Le Te Deum à la fin de l'acte I © Frédéric Stephan

Cette impression, nous l’aurions peut-être moins ressentie si la réussite musicale n’avait été si nette. Après avoir dirigé Tosca plus de cent fois, Giuliano Carella peut estimer qu’il connaît l’œuvre. Pour les auditeurs, elle sonne par instants comme neuve, tant il la dépouille du sentimentalisme superflu dont on l’affuble souvent. Planant au-dessus de l’orchestre il désigne inlassablement les intervenants, indiquant à l’aide de grands gestes ou d’un simple friselis des doigts l’effet escompté.
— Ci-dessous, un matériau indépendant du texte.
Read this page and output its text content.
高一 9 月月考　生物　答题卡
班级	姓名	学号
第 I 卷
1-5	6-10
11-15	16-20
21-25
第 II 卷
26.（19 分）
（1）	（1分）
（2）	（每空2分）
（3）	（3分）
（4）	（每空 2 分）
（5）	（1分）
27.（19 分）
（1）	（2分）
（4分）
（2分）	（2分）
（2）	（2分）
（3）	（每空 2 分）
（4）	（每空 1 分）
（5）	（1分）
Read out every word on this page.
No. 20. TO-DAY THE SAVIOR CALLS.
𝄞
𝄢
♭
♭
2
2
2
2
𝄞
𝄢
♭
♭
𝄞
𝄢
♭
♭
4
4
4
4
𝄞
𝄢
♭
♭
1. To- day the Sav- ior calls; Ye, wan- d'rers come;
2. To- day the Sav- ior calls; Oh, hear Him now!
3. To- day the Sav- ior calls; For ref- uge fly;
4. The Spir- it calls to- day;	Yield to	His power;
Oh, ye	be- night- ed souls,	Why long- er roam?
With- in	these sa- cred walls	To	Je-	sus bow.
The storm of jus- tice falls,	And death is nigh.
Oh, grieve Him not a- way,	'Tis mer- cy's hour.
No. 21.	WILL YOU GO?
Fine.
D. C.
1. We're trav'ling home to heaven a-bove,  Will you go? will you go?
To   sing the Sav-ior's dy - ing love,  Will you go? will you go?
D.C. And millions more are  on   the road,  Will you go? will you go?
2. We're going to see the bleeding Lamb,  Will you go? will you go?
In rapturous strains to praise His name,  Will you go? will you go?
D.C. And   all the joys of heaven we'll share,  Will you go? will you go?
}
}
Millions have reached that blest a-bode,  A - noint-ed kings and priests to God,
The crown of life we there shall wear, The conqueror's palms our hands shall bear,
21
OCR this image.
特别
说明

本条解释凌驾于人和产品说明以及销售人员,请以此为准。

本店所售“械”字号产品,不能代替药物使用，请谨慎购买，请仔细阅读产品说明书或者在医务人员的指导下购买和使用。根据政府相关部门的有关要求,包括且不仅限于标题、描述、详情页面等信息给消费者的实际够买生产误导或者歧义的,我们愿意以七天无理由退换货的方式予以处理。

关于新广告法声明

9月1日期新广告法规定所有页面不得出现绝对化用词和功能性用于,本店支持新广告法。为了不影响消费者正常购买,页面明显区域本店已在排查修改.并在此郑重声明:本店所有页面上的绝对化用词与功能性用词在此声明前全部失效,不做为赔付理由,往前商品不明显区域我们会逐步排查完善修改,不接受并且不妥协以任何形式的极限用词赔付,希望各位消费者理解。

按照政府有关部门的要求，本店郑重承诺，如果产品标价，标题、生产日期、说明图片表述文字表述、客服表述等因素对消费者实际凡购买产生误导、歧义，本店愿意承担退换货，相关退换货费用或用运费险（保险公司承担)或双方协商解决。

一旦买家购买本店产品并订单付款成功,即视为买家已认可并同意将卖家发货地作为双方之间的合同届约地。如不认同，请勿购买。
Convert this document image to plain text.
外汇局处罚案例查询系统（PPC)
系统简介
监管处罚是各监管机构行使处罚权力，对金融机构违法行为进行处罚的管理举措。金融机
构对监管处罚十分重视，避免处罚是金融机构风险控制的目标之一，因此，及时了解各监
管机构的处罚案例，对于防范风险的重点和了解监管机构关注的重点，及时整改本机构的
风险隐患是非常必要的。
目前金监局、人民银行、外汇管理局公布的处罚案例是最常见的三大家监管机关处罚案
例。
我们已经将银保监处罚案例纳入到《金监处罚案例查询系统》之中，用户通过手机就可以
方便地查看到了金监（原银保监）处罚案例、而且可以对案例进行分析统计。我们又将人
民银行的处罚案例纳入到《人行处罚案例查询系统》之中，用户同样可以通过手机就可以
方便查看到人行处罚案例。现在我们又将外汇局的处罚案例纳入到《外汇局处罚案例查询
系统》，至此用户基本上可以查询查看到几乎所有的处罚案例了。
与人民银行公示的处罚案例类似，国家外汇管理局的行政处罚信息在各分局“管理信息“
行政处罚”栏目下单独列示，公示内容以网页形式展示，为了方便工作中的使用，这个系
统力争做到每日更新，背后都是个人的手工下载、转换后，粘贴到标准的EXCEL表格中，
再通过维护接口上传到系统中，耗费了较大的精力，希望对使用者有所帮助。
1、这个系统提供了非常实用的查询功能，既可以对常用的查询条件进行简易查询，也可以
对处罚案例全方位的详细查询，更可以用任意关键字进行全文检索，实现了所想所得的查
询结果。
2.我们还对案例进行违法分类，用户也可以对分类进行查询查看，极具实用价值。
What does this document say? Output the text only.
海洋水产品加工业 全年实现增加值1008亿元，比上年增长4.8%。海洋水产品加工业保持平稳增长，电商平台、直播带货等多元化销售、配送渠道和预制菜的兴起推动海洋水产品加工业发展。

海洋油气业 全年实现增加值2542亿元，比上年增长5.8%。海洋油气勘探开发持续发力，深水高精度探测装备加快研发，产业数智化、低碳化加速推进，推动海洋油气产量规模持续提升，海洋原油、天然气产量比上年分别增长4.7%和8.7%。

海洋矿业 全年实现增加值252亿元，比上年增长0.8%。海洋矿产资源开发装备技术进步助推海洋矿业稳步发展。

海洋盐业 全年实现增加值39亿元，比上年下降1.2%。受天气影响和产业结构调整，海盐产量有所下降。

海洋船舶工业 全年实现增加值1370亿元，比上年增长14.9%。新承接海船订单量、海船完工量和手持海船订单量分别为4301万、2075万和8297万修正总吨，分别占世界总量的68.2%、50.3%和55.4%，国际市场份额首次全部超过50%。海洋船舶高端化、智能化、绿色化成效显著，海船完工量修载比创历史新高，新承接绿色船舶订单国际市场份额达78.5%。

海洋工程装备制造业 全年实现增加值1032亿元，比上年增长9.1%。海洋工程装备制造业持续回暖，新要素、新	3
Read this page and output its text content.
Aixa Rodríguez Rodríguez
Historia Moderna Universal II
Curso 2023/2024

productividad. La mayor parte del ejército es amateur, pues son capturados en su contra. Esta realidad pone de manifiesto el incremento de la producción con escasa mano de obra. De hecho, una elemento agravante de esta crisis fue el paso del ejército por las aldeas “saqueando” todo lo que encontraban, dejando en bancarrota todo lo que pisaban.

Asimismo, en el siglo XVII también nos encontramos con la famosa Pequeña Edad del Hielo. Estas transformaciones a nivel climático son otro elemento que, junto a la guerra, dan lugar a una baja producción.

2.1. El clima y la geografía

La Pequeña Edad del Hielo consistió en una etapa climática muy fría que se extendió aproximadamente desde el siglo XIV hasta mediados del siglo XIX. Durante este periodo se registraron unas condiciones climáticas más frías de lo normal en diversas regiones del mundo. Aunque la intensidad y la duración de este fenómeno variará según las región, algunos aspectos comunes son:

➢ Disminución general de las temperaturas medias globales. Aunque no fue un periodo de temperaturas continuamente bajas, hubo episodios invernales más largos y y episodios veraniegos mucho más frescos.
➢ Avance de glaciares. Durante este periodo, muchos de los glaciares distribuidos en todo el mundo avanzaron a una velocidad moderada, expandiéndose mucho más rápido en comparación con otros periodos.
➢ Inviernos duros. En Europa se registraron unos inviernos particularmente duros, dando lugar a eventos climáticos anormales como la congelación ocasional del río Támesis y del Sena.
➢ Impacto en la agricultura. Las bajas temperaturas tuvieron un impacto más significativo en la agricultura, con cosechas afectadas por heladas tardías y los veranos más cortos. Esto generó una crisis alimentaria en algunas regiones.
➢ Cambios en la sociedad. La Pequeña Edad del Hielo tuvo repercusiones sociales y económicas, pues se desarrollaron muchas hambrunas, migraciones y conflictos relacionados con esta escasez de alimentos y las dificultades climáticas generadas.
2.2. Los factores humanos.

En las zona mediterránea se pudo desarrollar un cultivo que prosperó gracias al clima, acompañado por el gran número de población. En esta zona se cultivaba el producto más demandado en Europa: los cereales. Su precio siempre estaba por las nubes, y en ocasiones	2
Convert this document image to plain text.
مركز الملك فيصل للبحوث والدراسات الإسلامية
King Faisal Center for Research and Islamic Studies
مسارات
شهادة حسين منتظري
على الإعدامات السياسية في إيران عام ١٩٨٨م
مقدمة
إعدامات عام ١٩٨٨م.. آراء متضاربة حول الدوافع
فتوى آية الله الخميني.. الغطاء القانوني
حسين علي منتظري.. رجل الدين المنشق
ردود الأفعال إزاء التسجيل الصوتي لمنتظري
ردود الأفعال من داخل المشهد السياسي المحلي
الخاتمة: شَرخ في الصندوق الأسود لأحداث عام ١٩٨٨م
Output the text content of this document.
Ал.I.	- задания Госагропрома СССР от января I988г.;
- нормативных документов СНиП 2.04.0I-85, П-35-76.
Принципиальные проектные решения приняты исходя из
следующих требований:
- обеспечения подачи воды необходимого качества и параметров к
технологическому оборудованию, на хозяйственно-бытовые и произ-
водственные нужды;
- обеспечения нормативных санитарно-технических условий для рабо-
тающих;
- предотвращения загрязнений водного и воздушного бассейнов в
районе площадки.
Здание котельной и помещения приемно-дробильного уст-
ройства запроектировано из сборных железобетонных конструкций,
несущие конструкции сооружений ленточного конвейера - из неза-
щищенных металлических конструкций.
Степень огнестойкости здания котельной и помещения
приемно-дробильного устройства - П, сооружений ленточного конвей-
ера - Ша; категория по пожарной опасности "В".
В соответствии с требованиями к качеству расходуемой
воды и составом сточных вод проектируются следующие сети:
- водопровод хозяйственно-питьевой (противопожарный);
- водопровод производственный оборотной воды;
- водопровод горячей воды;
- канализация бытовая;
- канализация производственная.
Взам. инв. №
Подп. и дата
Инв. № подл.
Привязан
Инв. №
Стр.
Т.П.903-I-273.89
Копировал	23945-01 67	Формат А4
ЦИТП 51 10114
Cette lecture d’une implacable netteté dégage les reliefs, ménage les courbes et respecte sans barguigner les nuances avec une sûreté chirurgicale : ni brutale, ni violente, mais d’une précision lumineuse. L’œuvre redevient le manifeste esthétique et la vigoureuse affirmation de soi voulus par Puccini. Evidemment cet objectif n’est atteint que grâce à l’engagement total d’un orchestre dont la performance, en cet après-midi, peut être qualifiée de grandiose, d’autant que les effectifs permanents sont renforcés et que, pourtant, la cohésion est irréprochable. Moment de grâce enchanteur l’introduction du troisième acte, où les cloches de Rome se répondent dans la douceur de la nuit, avec la séduction absolue de la clarinette et des trombones.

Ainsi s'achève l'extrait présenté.